Hacker News new | ask | show | jobs
by jplehmann 5197 days ago
http://coursera.org is creating some fantastic, free educational videos (algorithms, machine learning, natural language processing, SaaS).

This script allows one to batch download videos for a Coursera class. Given a class name and related cookie file, it scrapes the course listing page to get the week and class names, and then downloads the related videos into appropriately named files and directories.

Why is this helpful? Before I was using wget, but I had the following problems:

  1. Video names have a number in them, but this does not correspond to the
     actual order.  Manually renaming them is a pain.
  2. Using names from the syllabus page provides more informative names.
  3. Using a wget in a forloop picks up extra videos which are not posted/linked,
     and these are sometimes duplicates.
Naming is intentionally verbose, so that it will display and sort properly using MX Video on my Andriod phone.
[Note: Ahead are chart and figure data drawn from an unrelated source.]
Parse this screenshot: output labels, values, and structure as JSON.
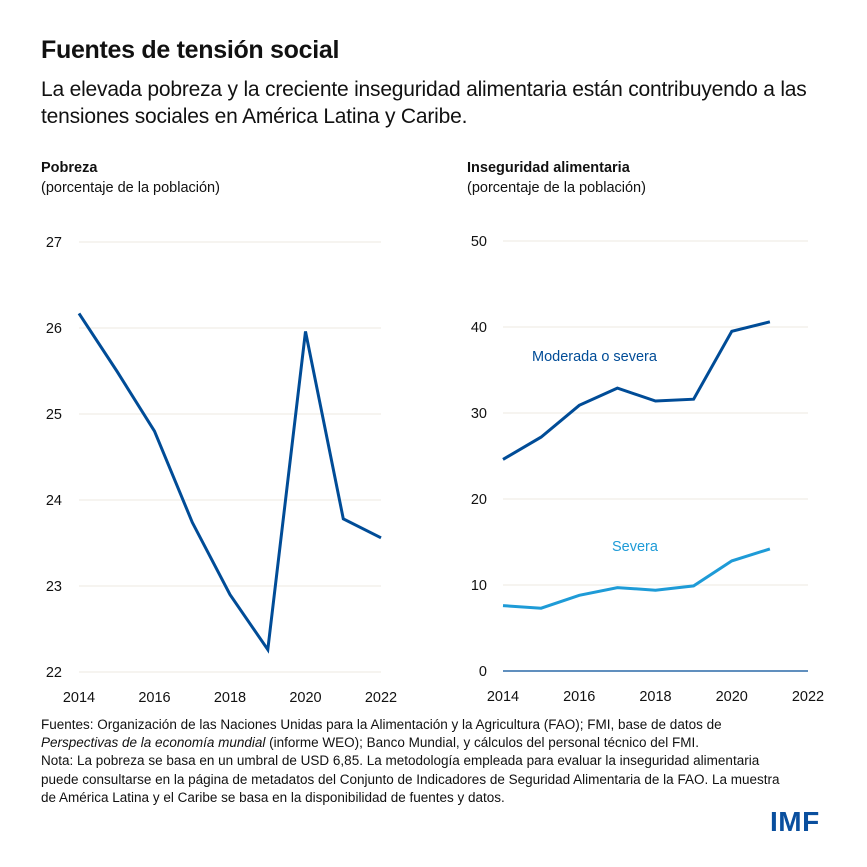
{
  "header": {
    "title": "Fuentes de tensión social",
    "subtitle": "La elevada pobreza y la creciente inseguridad alimentaria están contribuyendo a las tensiones sociales en América Latina y Caribe."
  },
  "colors": {
    "dark_blue": "#004C97",
    "light_blue": "#1E9BD7",
    "grid": "#ECEAE0",
    "logo": "#0A4F9E"
  },
  "chart_data": [
    {
      "type": "line",
      "title": "Pobreza",
      "ylabel": "(porcentaje de la población)",
      "xlabel": "",
      "x_ticks": [
        "2014",
        "2016",
        "2018",
        "2020",
        "2022"
      ],
      "y_ticks": [
        "22",
        "23",
        "24",
        "25",
        "26",
        "27"
      ],
      "xlim": [
        2014,
        2022
      ],
      "ylim": [
        22,
        27
      ],
      "grid": true,
      "series": [
        {
          "name": "Pobreza",
          "color": "#004C97",
          "x": [
            2014,
            2015,
            2016,
            2017,
            2018,
            2019,
            2020,
            2021,
            2022
          ],
          "values": [
            26.17,
            25.5,
            24.8,
            23.74,
            22.9,
            22.26,
            25.96,
            23.78,
            23.56
          ]
        }
      ]
    },
    {
      "type": "line",
      "title": "Inseguridad alimentaria",
      "ylabel": "(porcentaje de la población)",
      "xlabel": "",
      "x_ticks": [
        "2014",
        "2016",
        "2018",
        "2020",
        "2022"
      ],
      "y_ticks": [
        "0",
        "10",
        "20",
        "30",
        "40",
        "50"
      ],
      "xlim": [
        2014,
        2022
      ],
      "ylim": [
        0,
        50
      ],
      "grid": true,
      "series": [
        {
          "name": "Moderada o severa",
          "color": "#004C97",
          "x": [
            2014,
            2015,
            2016,
            2017,
            2018,
            2019,
            2020,
            2021
          ],
          "values": [
            24.6,
            27.2,
            30.9,
            32.9,
            31.4,
            31.6,
            39.5,
            40.6
          ]
        },
        {
          "name": "Severa",
          "color": "#1E9BD7",
          "x": [
            2014,
            2015,
            2016,
            2017,
            2018,
            2019,
            2020,
            2021
          ],
          "values": [
            7.6,
            7.3,
            8.8,
            9.7,
            9.4,
            9.9,
            12.8,
            14.2
          ]
        }
      ]
    }
  ],
  "footer": {
    "sources_prefix": "Fuentes: Organización de las Naciones Unidas para la Alimentación y la Agricultura (FAO); FMI, base de datos de ",
    "sources_italic": "Perspectivas de la economía mundial",
    "sources_suffix": " (informe WEO); Banco Mundial, y cálculos del personal técnico del FMI.",
    "note": "Nota: La pobreza se basa en un umbral de USD 6,85. La metodología empleada para evaluar la inseguridad alimentaria puede consultarse en la página de metadatos del Conjunto de Indicadores de Seguridad Alimentaria de la FAO. La muestra de América Latina y el Caribe se basa en la disponibilidad de fuentes y datos."
  },
  "logo": {
    "text": "IMF"
  }
}
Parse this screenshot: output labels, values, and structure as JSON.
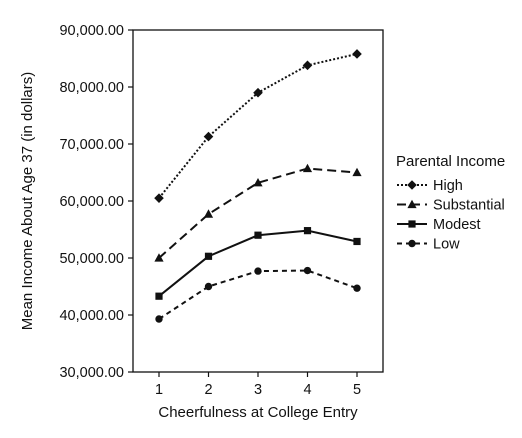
{
  "chart_data": {
    "type": "line",
    "title": "",
    "xlabel": "Cheerfulness at College Entry",
    "ylabel": "Mean Income About Age 37 (in dollars)",
    "x": [
      1,
      2,
      3,
      4,
      5
    ],
    "x_tick_labels": [
      "1",
      "2",
      "3",
      "4",
      "5"
    ],
    "y_tick_labels": [
      "30,000.00",
      "40,000.00",
      "50,000.00",
      "60,000.00",
      "70,000.00",
      "80,000.00",
      "90,000.00"
    ],
    "ylim": [
      30000,
      90000
    ],
    "grid": false,
    "legend": {
      "title": "Parental Income",
      "position": "right"
    },
    "series": [
      {
        "name": "High",
        "values": [
          60500,
          71300,
          79000,
          83800,
          85800
        ],
        "marker": "diamond",
        "dash": "2,2",
        "color": "#111111"
      },
      {
        "name": "Substantial",
        "values": [
          50000,
          57700,
          63200,
          65700,
          65000
        ],
        "marker": "triangle",
        "dash": "9,5",
        "color": "#111111"
      },
      {
        "name": "Modest",
        "values": [
          43300,
          50300,
          54000,
          54800,
          52900
        ],
        "marker": "square",
        "dash": "",
        "color": "#111111"
      },
      {
        "name": "Low",
        "values": [
          39300,
          45000,
          47700,
          47800,
          44700
        ],
        "marker": "circle",
        "dash": "5,4",
        "color": "#111111"
      }
    ]
  }
}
Inspired in part by youtube-dl (http://rg3.github.com/youtube-dl) by which I've downloaded many other good videos such those from Khan Academy.

Let me know if you like it.

1 comments

Awesome! I was actually planning on writing such a script over the weekend. I haven't take a look at this semester's courses, but I know last semester the quizzes and tests were quite useful for someone with no previous practice in the subject at hand. I can see your script doesn't try to get all that right?

In that case i'll still have a weekend project.

In the NLP class there are programming assignments with special formatting, headers, etc. I kind of want to write a script that uses NLP to snag NLP's programming instruction pages (as well as example code, etc.) Seems like that would be fun to do.
But in that case wouldn't you be looking to get the essence, the plain text useful stuff of an HTML document, in which case wouldn't parsing using regular expressionism or something be better than NLP? I haven't really done scraping and parsing of documents/text so I'm not too sure.
It's possible yeah, though I like the formatting and highlighting and borders etc, it groups the different sections of the instructions together.

I see what you mean though, it's not really full NLP either way, I just used that term in place of regular expressions because it was in the NLP class that I learned about them (first homework is a phone and email scraper.) Probably my fault for using semantics wrong.

Only support for videos right now.
Update -- now downloads all lecture materials on the videos page (pptx, pdf, etc).